C FIN INT INV (00721.HK) Plans HK$98.78 Million Fund-raising via Discounted Share Placement and Non-listed Warrants

Bulletin Express03-11

China Financial International Investments Limited (C FIN INT INV, 00721.HK) announced three capital-raising arrangements on 11 March 2026 after market close:

1. Specific-mandate share subscription • Phancy International Ltd. (a wholly-owned unit of AI firm Phancy Group, 6682.HK) will subscribe for 2.19 billion new shares at HK$0.04 each. • The price represents a 29.82% discount to the 11 March closing price of HK$0.057 and a 26.47% discount to the five-day average of HK$0.0544. • Post-issue, the subscriber will hold 16.67% of the enlarged share capital (assuming no other changes). • Gross proceeds: HK$87.77 million; net proceeds: HK$87.27 million.

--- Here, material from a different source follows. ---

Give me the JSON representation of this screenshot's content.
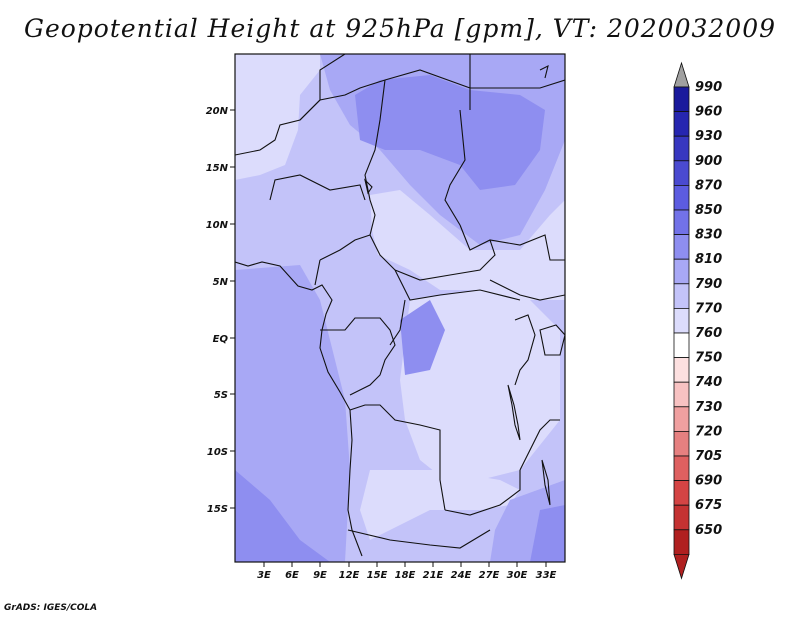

2. Issuance of 2.50 billion unlisted warrants • Three subscribers will acquire warrants at HK$0.005 each: – Phancy International Ltd.: 1.60 billion units – Warrant Subscriber II (existing 18.23% shareholder Huang Shiying via controlled entities): 0.60 billion units – Warrant Subscriber III (associate of Subscriber II): 0.30 billion units • Exercise price: HK$0.058; effective issue price (issue plus exercise): HK$0.063, a 10.53% premium to the last close and 15.81% above the five-day average. • Upon full exercise, 2.50 billion new shares would be issued, equal to 15.97% of fully diluted share capital. • Gross proceeds on issue: HK$12.51 million; net proceeds: HK$11.51 million. Additional HK$145.09 million would be raised if all warrants are exercised.

3. Connected-transaction status • Warrant Subscriptions II and III constitute connected transactions under Chapter 14A as Subscriber II is a substantial shareholder (18.23%) and Subscriber III is his associate. Independent shareholders must approve these at a special general meeting (SGM). • Subscriber II and associates will abstain from voting.

Use of proceeds • First tranche (net HK$98.78 million): 85% earmarked for investments in financial and virtual assets; 15% for general working capital. • Second tranche (net HK$145.00 million upon full exercise): same allocation ratio.

Shareholding impact • Current issued shares: 10.97 billion. • After the subscription: 13.17 billion shares; public float falls to 68.14%. • After full warrant exercise: 15.67 billion shares; public float would be 57.26%.

Regulatory steps • Share and warrant issues require specific mandates, listing approval for underlying shares, and separate SGM resolutions. • An independent financial adviser will opine on the connected-party warrants.

The share subscription and Warrant Subscription I are inter-conditional; all transactions target completion by 12 June 2026, subject to customary conditions. Shareholders and potential investors are advised to exercise caution when dealing in the shares.